After 7 years of cryptography and security audits, I've weathered my fair share of criticism, particularly on severity assignments and perceived superfluous issues in some of my reports. But let's talk about the state of smart contract audit reports, where this sort of problem appears to exist on a completely higher dimension. Small thread: 1/3

The alarm bells ring when audit firms boast about the unverifiable billions they've "saved". It feeds into a hype cycle where exaggerated claims like "100B USD+ in safeguarded token value" become the norm.

Audit report "findings" are another area of concern. Common "issues" include:

- Writing 10000000000 instead of 1e10? That's an issue!
- Spot a typo in your codebase or tests? Each one's an issue.
- Used redundant parentheses? That's a finding, too.

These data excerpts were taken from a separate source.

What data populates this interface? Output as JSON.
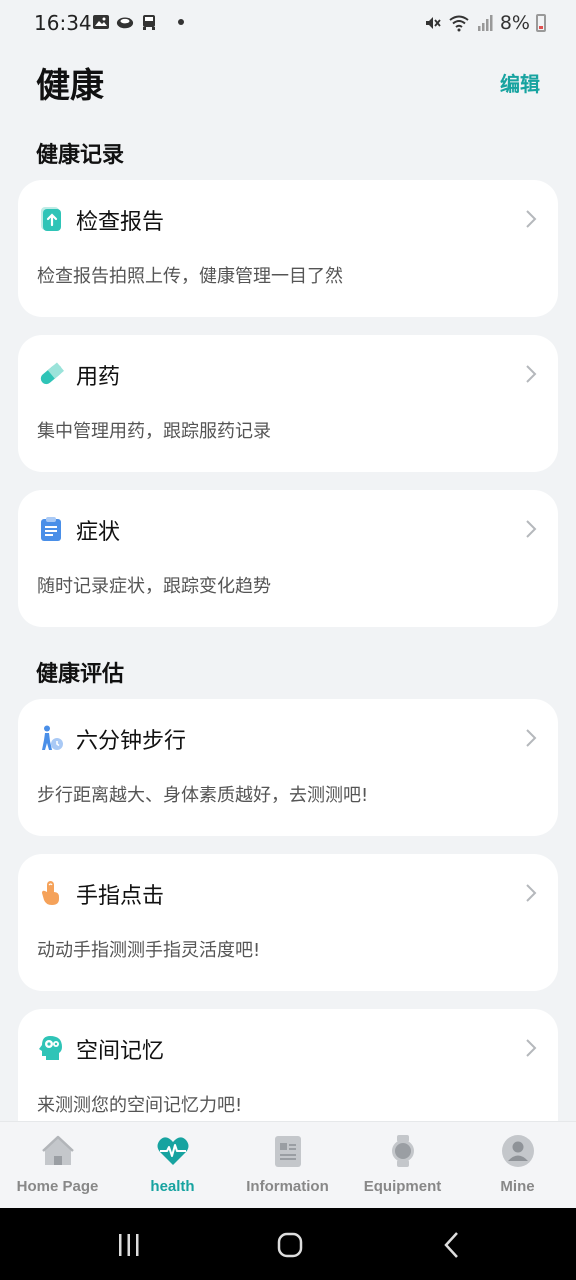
{
  "status_bar": {
    "time": "16:34",
    "battery": "8%"
  },
  "header": {
    "title": "健康",
    "edit_label": "编辑"
  },
  "sections": [
    {
      "title": "健康记录"
    },
    {
      "title": "健康评估"
    }
  ],
  "cards": [
    {
      "title": "检查报告",
      "desc": "检查报告拍照上传，健康管理一目了然",
      "icon": "report-upload-icon"
    },
    {
      "title": "用药",
      "desc": "集中管理用药，跟踪服药记录",
      "icon": "pill-icon"
    },
    {
      "title": "症状",
      "desc": "随时记录症状，跟踪变化趋势",
      "icon": "clipboard-icon"
    },
    {
      "title": "六分钟步行",
      "desc": "步行距离越大、身体素质越好，去测测吧!",
      "icon": "walking-person-icon"
    },
    {
      "title": "手指点击",
      "desc": "动动手指测测手指灵活度吧!",
      "icon": "finger-tap-icon"
    },
    {
      "title": "空间记忆",
      "desc": "来测测您的空间记忆力吧!",
      "icon": "brain-head-icon"
    }
  ],
  "bottom_nav": [
    {
      "label": "Home Page",
      "icon": "home-icon"
    },
    {
      "label": "health",
      "icon": "heart-pulse-icon",
      "active": true
    },
    {
      "label": "Information",
      "icon": "info-card-icon"
    },
    {
      "label": "Equipment",
      "icon": "watch-icon"
    },
    {
      "label": "Mine",
      "icon": "user-icon"
    }
  ],
  "colors": {
    "accent": "#17a3a0",
    "background": "#f1f3f5",
    "card": "#ffffff"
  }
}
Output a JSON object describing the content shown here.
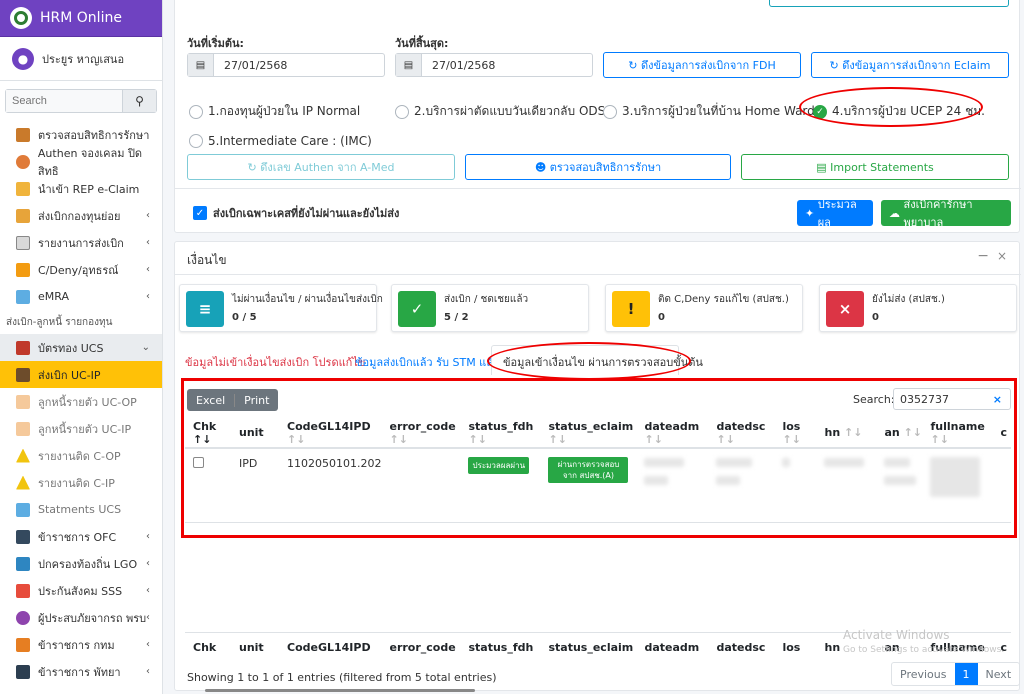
{
  "sidebar": {
    "brand": "HRM Online",
    "user": "ประยูร หาญเสนอ",
    "search_placeholder": "Search",
    "items": [
      {
        "label": "ตรวจสอบสิทธิการรักษา",
        "chev": false
      },
      {
        "label": "Authen จองเคลม ปิดสิทธิ",
        "chev": false
      },
      {
        "label": "นำเข้า REP e-Claim",
        "chev": false
      },
      {
        "label": "ส่งเบิกกองทุนย่อย",
        "chev": true
      },
      {
        "label": "รายงานการส่งเบิก",
        "chev": true
      },
      {
        "label": "C/Deny/อุทธรณ์",
        "chev": true
      },
      {
        "label": "eMRA",
        "chev": true
      }
    ],
    "section_header": "ส่งเบิก-ลูกหนี้ รายกองทุน",
    "ucs_group": "บัตรทอง UCS",
    "sub_items": [
      {
        "label": "ส่งเบิก UC-IP"
      },
      {
        "label": "ลูกหนี้รายตัว UC-OP"
      },
      {
        "label": "ลูกหนี้รายตัว UC-IP"
      },
      {
        "label": "รายงานติด C-OP"
      },
      {
        "label": "รายงานติด C-IP"
      },
      {
        "label": "Statments UCS"
      }
    ],
    "groups": [
      {
        "label": "ข้าราชการ OFC"
      },
      {
        "label": "ปกครองท้องถิ่น LGO"
      },
      {
        "label": "ประกันสังคม SSS"
      },
      {
        "label": "ผู้ประสบภัยจากรถ พรบ"
      },
      {
        "label": "ข้าราชการ กทม"
      },
      {
        "label": "ข้าราชการ พัทยา"
      }
    ]
  },
  "top": {
    "start_label": "วันที่เริ่มต้น:",
    "end_label": "วันที่สิ้นสุด:",
    "start_date": "27/01/2568",
    "end_date": "27/01/2568",
    "btn_fdh": "ดึงข้อมูลการส่งเบิกจาก FDH",
    "btn_eclaim": "ดึงข้อมูลการส่งเบิกจาก Eclaim",
    "radios": [
      "1.กองทุนผู้ป่วยใน IP Normal",
      "2.บริการผ่าตัดแบบวันเดียวกลับ ODS",
      "3.บริการผู้ป่วยในที่บ้าน Home Ward",
      "4.บริการผู้ป่วย UCEP 24 ชม.",
      "5.Intermediate Care : (IMC)"
    ],
    "btn_authen": "ดึงเลข Authen จาก A-Med",
    "btn_check": "ตรวจสอบสิทธิการรักษา",
    "btn_import": "Import Statements",
    "only_unsent": "ส่งเบิกเฉพาะเคสที่ยังไม่ผ่านและยังไม่ส่ง",
    "btn_process": "ประมวลผล",
    "btn_send": "ส่งเบิกค่ารักษาพยาบาล"
  },
  "conditions": {
    "title": "เงื่อนไข",
    "boxes": [
      {
        "title": "ไม่ผ่านเงื่อนไข / ผ่านเงื่อนไขส่งเบิก",
        "value": "0 / 5",
        "color": "#17a2b8",
        "icon": "list-icon"
      },
      {
        "title": "ส่งเบิก / ชดเชยแล้ว",
        "value": "5 / 2",
        "color": "#28a745",
        "icon": "check-icon"
      },
      {
        "title": "ติด C,Deny รอแก้ไข (สปสช.)",
        "value": "0",
        "color": "#ffc107",
        "icon": "exclaim-icon"
      },
      {
        "title": "ยังไม่ส่ง (สปสช.)",
        "value": "0",
        "color": "#dc3545",
        "icon": "x-icon"
      }
    ],
    "tabs": [
      "ข้อมูลไม่เข้าเงื่อนไขส่งเบิก โปรดแก้ไข",
      "ข้อมูลส่งเบิกแล้ว รับ STM แล้ว",
      "ข้อมูลเข้าเงื่อนไข ผ่านการตรวจสอบขั้นต้น"
    ]
  },
  "table": {
    "excel": "Excel",
    "print": "Print",
    "search_label": "Search:",
    "search_value": "0352737",
    "columns": [
      "Chk",
      "unit",
      "CodeGL14IPD",
      "error_code",
      "status_fdh",
      "status_eclaim",
      "dateadm",
      "datedsc",
      "los",
      "hn",
      "an",
      "fullname",
      "c"
    ],
    "row": {
      "unit": "IPD",
      "code": "1102050101.202",
      "status_fdh": "ประมวลผลผ่าน",
      "status_eclaim": "ผ่านการตรวจสอบจาก สปสช.(A)"
    },
    "info": "Showing 1 to 1 of 1 entries (filtered from 5 total entries)",
    "prev": "Previous",
    "page": "1",
    "next": "Next",
    "watermark_1": "Activate Windows",
    "watermark_2": "Go to Settings to activate Windows."
  }
}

This practice of inflating reports with trivialities is harmful:

- Clients drown in low-quality reports bloated with trivial "findings".
- Auditors (like me) feel pressured to mimic this trend. If not, our succinct reports may be misconstrued as less thorough.

Ironically, only the auditing firms engaging in this practice benefit, bragging about "100,000+ disclosed issues", without revealing the percentage of those were typos.

Enough with the noise, can we focus on quality over quantity?

@nadim My solution is usually to find at least one critical so they have nothing to complain about. :)

However, a customer basically told me: We preferred the previous auditor. He never found anything serious and we could check the regulatory box. You on the other hand are a massive PITA, you keep finding critical vulns.